Für meinen Professor hatte die makabre Praktik des »Hackfleischmannes« aber vor allem einen metaphorischen Wert, den er zu pädagogischen Zwecken verwendete: Wenn wir - so seine (von einer Idee der Genieästhetik durchzogene) Parabel - unser Material als Künstler*innen nicht ebenso leidenschaftlich bearbeiteten wie der »Hackfleischmann« sein Hackfleisch, könnten wir es mit der Kunst »auch gleich ganz sein lassen«.

Es gibt wenig Sätze von meinen (damals ausschließlich männlichen) Professoren, die ich im Gedächtnis behalten habe. Aber der Imperativ »Finde dein Hackfleisch« hat sich nachhaltig eingebrannt. Ein anderer der häufig wiederholten Sätze ist ein von Heiner Müller kolportiertes Brecht-Zitat, das im Prinzip dieselbe Aussage hat: »Talent ist Interesse.« Ab und zu habe ich tatsächlich das Gefühl, dass mir die Aufrichtigkeit gegenüber meiner eigenen Obsession abhandenkommt - dann denke ich an den »Hackfleischmann«, und er weist mir sanft die Richtung meines Begehrens.
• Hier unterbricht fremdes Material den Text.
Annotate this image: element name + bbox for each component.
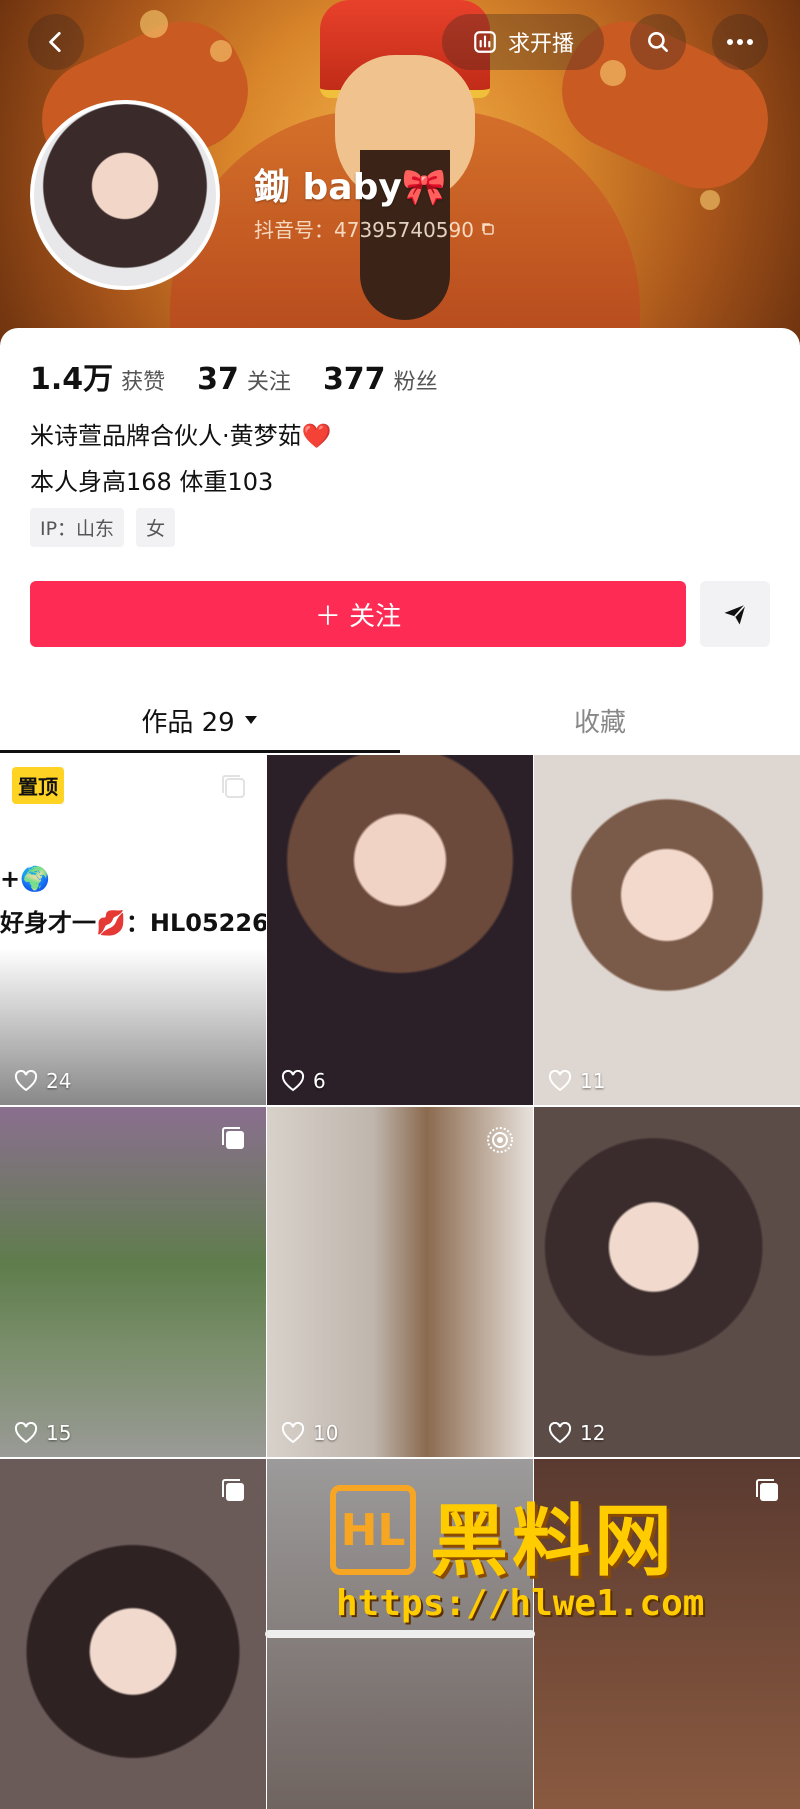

Wahrscheinlich aber hat Heiner Müller (mal wieder) recht und es gibt zwei Arten von Künstler*innen: diejenigen, die weitermachen, obwohl es unendlich viele Gründe dafür gibt, aufzuhören, und diejenigen, die nicht weitermachen. Für erstere empfinde ich per se staunenden Respekt - so sehr, dass ich oft unkritisch gegenüber den konkreten Resultaten ihres künstlerischen Schaffens bin. Die Empfehlung »Weitermachen!« bekam ich auch neulich bei einem Spaziergang über den Dorotheenstädtischen Friedhof in Berlin-Mitte: Sie steht, als einziges Wort, auf Herbert Marcuses Grabstein - außer seinem Namen. Es scheint so, als hätte sie auch noch nach dem Tod ihre Gültigkeit.

In jedem aufrichtig hingebungsvollen Akt gibt es auch immer einen abstoßenden Anteil. Dieses widersprüchliche Phänomen war mir schon auf meinem Schulhof begegnet - und auch damals hatte es mit Hackfleisch zu tun. In meinen Abiturjahrgang kam ein neuer Schüler, der (aus uns unbekannten Gründen) ein anderes Gymnasium trotz seiner guten Noten hatte verlassen müssen. Er unterschied sich, Kaschmirpullover und hellblaue Hemden tragend, schon auf den ersten Blick von meinen Mitschüler*innen und mir.

Eine Woche nachdem er bei uns aufgetaucht war, lud er uns zu ein, einer selbst auferlegten Mutprobe beizuwohnen: Vor den Augen aller verschlang er, vor dem Haupteingang der Schule stehend, zwei Maxi-Packungen rohes Hackfleisch der Marke »JA!«. Nur zweimal musste er absetzen, weil er von seinem Würgereflex überwältigt wurde - den er dann aber mit erstaunlicher Virtuosität kontrollierte.

Wir (die meisten von uns Veganer*innen) schmunzelten, halb entsetzt und halb beeindruckt, in unsere Club-Mate-Flaschen. Letztlich war es der Ekel selbst, der die Lächerlichkeit dieser Aktion in ein respektables Licht rückte - wer von uns Systemkritiker*innen hatte schon einmal etwas so unnötig Grenzüberschreitendes getan?

Voller verwirrter Anerkennung nahmen wir den neuen Schüler in unseren Kreis auf - er hatte mit seiner Performance sein Ziel erreicht. Wenige Wochen später schon war er derjenige, der die meisten Joints rauchte, nach einem halben Jahr war er unser Dealer. Das Obsessive hatte sich seinen Weg gesucht. Kaschmirpullover über hellblauen Hemden trug er immer noch.